The UA College of Medicine Office of Outreach and Multicultural Affairs has been awarded a $2.2 million grant to increase opportunities for educationally and economically disadvantaged individuals who are interested in a variety of health related professions.
The Health Careers Opportunity Program grant was awarded to the office by the Health Resources and Services Administration. The UA was selected based on its review committee score and its qualification for a funding preference for proposing a “comprehensive approach,” said Elizabeth Senerchia, public affairs specialist at the Department of Health and Human Services.
Dr. Ana Maria Lopez, a professor of medicine and pathology and the principal investigator for the grant, said that diversity, in terms of the grant, is a broad term encapsulating not just people from racial or ethnic minority backgrounds, but first-generation students and geographically diverse students.
“If we look at the data there are so many benefits to having a diverse workforce in order to best meet the increasing diverse population in our country,” she said.
Lopez also said she particularly likes the name of the grant because it represents the program’s main goal for students.
The grant will provide students and parents with financial planning resources and information about health care careers and training.

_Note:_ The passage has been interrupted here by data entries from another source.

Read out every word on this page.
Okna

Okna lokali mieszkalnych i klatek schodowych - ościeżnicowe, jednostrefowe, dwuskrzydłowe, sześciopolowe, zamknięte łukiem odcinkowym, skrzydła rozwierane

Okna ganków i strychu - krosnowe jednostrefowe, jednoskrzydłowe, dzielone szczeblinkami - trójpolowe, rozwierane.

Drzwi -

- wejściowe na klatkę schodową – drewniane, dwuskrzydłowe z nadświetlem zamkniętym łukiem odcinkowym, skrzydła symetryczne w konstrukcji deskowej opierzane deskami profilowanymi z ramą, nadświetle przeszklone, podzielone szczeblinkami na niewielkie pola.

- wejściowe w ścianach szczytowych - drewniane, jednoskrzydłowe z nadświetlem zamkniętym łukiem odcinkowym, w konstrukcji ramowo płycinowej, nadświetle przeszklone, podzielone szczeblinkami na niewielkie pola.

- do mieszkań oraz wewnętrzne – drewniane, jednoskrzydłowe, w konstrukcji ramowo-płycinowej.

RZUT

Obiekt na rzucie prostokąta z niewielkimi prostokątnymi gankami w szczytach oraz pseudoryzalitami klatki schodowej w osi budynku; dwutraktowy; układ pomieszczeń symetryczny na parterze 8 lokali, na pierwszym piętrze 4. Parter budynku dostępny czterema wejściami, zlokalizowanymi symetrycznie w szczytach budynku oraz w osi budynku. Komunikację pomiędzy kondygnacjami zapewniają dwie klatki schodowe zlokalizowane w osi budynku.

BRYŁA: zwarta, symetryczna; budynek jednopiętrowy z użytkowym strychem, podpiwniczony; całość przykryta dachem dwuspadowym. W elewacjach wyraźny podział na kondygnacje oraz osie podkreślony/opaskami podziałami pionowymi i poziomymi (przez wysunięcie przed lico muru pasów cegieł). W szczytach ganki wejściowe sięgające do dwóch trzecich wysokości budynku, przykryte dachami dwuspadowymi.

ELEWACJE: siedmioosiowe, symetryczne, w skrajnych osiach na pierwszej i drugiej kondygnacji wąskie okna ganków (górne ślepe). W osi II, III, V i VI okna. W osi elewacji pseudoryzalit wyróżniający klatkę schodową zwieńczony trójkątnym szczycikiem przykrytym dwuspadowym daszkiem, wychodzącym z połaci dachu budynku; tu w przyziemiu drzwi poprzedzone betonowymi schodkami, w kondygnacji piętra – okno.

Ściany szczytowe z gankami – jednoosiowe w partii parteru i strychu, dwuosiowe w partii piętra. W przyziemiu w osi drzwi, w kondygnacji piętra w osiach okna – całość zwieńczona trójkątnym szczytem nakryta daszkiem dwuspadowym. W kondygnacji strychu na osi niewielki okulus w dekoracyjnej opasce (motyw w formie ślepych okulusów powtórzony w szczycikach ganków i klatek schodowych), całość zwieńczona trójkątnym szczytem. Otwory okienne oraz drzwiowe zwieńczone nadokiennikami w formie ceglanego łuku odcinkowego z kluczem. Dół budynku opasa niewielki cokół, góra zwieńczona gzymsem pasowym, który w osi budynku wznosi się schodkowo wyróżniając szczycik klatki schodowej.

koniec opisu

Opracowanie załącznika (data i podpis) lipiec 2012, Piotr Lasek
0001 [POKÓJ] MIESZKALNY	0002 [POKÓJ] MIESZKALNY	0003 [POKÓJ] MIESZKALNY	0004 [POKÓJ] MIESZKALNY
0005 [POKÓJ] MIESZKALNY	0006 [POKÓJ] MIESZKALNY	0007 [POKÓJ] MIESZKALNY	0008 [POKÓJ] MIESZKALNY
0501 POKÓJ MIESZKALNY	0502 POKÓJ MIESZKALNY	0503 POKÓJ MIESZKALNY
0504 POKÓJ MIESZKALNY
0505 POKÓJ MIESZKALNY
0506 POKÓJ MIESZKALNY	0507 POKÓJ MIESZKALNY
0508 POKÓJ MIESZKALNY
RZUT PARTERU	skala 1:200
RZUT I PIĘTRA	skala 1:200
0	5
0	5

The program will also give students the opportunity to receive mentoring services and expose them to community-based primary health care experiences with public and private non-profit providers, according to Senerchia.
“I think often times when people go to talk to a health adviser, people walk away and feel limitations,” Lopez said. “And we’d like for to the students to walk away feeling that there are opportunities and to be able to reach the students early enough where they can really mastermind those opportunities and maximize their chances on really realizing their hopes and dreams.”

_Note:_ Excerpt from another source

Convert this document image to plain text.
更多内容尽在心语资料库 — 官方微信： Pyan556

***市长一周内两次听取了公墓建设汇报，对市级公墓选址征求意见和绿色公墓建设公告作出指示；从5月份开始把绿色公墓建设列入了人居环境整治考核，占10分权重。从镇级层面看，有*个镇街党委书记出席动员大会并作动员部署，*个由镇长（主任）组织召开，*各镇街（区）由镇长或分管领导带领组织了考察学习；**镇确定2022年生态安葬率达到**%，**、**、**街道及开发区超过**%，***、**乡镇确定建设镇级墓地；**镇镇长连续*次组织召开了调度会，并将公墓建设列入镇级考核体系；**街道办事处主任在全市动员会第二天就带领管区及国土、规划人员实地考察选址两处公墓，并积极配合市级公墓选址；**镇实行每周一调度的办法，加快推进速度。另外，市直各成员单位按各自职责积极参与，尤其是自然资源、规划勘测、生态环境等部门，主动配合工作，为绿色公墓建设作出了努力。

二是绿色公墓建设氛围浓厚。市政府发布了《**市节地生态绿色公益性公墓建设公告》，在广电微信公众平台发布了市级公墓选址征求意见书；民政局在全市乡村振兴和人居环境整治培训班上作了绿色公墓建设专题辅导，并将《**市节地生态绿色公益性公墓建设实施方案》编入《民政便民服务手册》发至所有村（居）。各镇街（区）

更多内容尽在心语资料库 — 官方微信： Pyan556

The Health Careers Opportunity Program has programs that target middle school, high school and college-level students with the goal that eventually higher-level students will be able to serve as mentors to younger students. Students are also becoming increasingly more tech savvy, said Lopez, so it’s helpful for the program to maximize its online resources and be accessible to students wherever they are.
The program can make health care more accessible to those populations and reduce health disparities by encouraging students from disadvantaged backgrounds to enter various health professions training programs, according to Senerchia.
“Our state and country is in the midst of tremendous health care shortages and to become a health professional takes a long time … shortages are so acute and in some parts of our state people are very underserved,” Lopez said.